Era una sentenza molto attesa dentro e fuori i cancelli dell’hub di Amazon a Castel San Giovanni. Ora ci vorranno i canonici sessanta giorni per il deposito delle motivazioni ma nel frattempo è stato disposto l’annullamento del licenziamento, la reintegra nel proprio posto di lavoro ed il pagamento delle spese legali, oltre alle mensilità arretrate di stipendio che Amazon dovrà corrispondere alla lavoratrice che è  assistita dalla Filcams Cgil di Piacenza attraverso l’avvocato Boris Infantino del Foro di Piacenza.
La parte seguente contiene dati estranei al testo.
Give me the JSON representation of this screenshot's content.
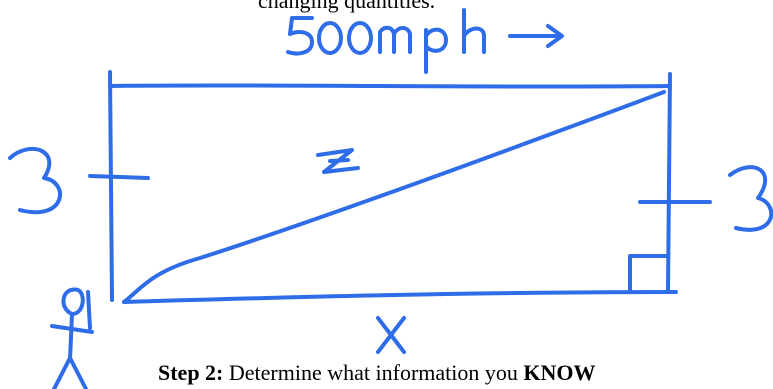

Fiorenzo Molinari, segretario Filcams Piacenza,  commenta la pronuncia del tribunale con soddisfazione: «A marzo scorso è arrivata da noi in lacrime – ricorda– perché voleva andare a chiedere spiegazioni ad Amazon per la lettera di licenziamento ma arrivata ai tornelli il suo badge non funzionava più. Ha suonato al citofono, e anche qui nessuna risposta. E’ arrivata da noi in lacrime, ma oggi quando le abbiamo comunicato che la sentenza favorevole era decisamente di un altro umore. La lavoratrice quasi non ci credeva. In realtà, credo che questa vittoria di Davide contro Golia sia un messaggio di speranza per i tanti lavoratori che in questo periodo in particolare, stanno combattendo battaglie di dignità più grandi di quanto immaginiamo. Nel sindacato troveranno sempre un soggetto che li aiuta per affermare i loro diritti, spesso ignorati dagli algoritmi che, oggi come mai, vanno inseriti a pieno titolo nel piano della contrattazione tra le parti sociali».

Assunta in Amazon a Castel San Giovanni nel 2015 era stata licenziata dopo due anni. Motivo: superamento periodo di comporto.